Thank you so much, love your recipies
Kate
Charlotte Oates says
The feedback I get on this cake (and all my other sponges) is that they’re moist so hopefully you’ll enjoy it.
Vic says
This cake is an absolute winner! I’m allergic to dairy, so I switched out the butter for Nuttelex Cook and Bake which is higher fat than normal, nuttelex, and worked perfectly, particularly for the icing. I’ve been asked to make it again!
Irene Tee says
Any substitute for the Lotus biscoff spread ? Can I make this cake without it ? I have biscoff crumbs
Charlotte Oates says
This cake has only been tested using the spread and biscuits.
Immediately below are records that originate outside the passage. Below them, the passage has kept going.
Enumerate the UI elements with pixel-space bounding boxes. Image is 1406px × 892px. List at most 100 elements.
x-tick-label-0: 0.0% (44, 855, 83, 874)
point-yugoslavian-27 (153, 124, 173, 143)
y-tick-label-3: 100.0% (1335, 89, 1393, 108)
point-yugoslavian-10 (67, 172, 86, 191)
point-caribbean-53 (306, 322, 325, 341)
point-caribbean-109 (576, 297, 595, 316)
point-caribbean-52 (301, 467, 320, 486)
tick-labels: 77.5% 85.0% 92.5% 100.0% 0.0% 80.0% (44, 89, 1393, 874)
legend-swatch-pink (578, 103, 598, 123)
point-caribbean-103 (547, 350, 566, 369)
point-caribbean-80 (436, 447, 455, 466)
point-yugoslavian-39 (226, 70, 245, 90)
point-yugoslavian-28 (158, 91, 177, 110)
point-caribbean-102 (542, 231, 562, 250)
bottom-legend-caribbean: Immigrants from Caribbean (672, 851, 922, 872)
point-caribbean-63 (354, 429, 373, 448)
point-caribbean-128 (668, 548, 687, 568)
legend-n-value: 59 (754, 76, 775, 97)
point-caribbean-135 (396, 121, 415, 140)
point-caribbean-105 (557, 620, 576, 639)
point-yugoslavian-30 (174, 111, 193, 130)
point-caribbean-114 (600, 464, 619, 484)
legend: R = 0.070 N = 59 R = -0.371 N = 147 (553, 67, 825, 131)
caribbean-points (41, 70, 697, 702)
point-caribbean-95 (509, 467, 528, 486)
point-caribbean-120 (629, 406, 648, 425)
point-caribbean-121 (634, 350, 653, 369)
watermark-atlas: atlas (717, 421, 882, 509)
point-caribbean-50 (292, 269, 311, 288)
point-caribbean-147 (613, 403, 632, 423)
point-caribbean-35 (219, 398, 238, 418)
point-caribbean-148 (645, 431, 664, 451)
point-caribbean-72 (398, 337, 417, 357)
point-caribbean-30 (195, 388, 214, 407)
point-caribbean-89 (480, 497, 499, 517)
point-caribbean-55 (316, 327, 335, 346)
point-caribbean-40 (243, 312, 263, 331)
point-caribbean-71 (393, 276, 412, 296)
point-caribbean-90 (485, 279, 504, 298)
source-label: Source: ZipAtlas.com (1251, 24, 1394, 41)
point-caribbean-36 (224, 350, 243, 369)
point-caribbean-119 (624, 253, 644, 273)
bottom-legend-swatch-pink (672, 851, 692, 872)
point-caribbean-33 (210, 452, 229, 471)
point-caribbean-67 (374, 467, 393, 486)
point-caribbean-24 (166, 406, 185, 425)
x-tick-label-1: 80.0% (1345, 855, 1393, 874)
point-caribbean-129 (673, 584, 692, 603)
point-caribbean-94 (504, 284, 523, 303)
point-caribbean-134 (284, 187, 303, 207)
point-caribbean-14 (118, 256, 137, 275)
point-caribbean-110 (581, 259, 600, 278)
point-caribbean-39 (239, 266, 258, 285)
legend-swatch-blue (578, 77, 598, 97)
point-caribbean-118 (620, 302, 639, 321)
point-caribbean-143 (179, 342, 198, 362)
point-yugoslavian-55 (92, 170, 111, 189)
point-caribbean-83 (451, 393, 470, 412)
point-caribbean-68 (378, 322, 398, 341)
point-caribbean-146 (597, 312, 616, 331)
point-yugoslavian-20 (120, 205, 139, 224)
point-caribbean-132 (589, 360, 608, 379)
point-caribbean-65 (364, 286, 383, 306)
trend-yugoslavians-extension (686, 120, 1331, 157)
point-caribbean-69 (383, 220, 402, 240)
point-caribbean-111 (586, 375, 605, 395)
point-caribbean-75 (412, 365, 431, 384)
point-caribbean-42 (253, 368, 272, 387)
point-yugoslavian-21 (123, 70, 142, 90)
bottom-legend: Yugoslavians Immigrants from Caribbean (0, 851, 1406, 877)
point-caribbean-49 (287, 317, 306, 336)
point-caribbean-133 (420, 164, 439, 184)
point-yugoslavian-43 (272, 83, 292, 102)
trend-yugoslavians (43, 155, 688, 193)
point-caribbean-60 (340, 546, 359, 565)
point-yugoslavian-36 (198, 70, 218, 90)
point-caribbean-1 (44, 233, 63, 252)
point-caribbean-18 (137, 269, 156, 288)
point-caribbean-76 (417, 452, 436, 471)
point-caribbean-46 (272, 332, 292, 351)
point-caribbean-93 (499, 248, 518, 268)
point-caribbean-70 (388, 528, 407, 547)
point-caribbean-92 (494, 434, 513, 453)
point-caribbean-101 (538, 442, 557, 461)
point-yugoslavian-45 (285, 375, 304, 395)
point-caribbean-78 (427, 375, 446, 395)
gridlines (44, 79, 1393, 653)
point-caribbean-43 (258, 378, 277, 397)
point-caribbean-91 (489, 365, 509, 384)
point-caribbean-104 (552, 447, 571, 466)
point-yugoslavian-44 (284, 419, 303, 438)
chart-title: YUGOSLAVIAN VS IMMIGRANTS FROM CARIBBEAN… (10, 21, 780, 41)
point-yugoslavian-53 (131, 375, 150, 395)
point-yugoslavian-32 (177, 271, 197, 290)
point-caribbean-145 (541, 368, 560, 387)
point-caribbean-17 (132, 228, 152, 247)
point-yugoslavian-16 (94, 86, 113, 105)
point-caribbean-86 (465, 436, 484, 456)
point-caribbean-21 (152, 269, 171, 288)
It would need completely retesting to remove the spread so it’s not something I can answer.
Cila Symons says
I have made this recipe twice already and have to make it again tomorrow.zIt is delicious .And yes, cook it on gas mark 3.My cooker is gas.
Mel says
What gas mark should my oven be? I’ve looked at a converter & it says gas mark 3…
I dont make cakes at all & I’m attempting this one for my daughters 11th birthday tomorrow. Wish me luck!
Charlotte Oates says
I have an electric oven so I’ve also used a converter and I’m also getting it saying to bake at Gas Mark 3. Good luck!
Eve says
Hi, I’m making this cake tomorrow and I only have golden caster sugar, the shops won’t be open so I won’t be able to get the brown sugar. Can I use golden caster sugar instead of brown?
Charlotte Oates says
Yes, it will have a slightly less caramel flavour, but with all the Biscoff spread and biscuits in the mixture it won’t be too noticeable.
HELEN B. says
How many cups of biscoff in the cupcakes? I see the whole jar of Biscoff spread is 400g but when I use the conversion it is giving me almost two cups. I don’t know if that is wrong?
Charlotte Oates says
Unfortunately this isn’t something I’ve measured myself so I’m not sure how many grams make a cup of Biscoff spread.
Mgmm says
Brilliant cake and recipe, it was a hit!
Sam says
Hi, I will be making this recipe soon! For the butter does it need to be unsalted or doesn’t that matter? Thank you
Charlotte Oates says
I use unsalted
Novice Baker says
I’m a total novice when it comes to baking so please forgive me if this sounds a silly question. When you say line the tin with grease proof paper, do you also line the sides or just the base?
Charlotte Oates says
I line both the base and the sides.
Claire Josef says
Great recipe – easy to follow and the end result was delicious! Will definitely be making again….
Ruth says
Hello. If I am scaling down to 2 x 12cm tins would I need to reduce the baking time? Recipe looks fab and am excited to try it.
Charlotte Oates says
If you’re using the calculator (so the depth of the cakes is the same as in the original recipe), then the cooking time should be the same.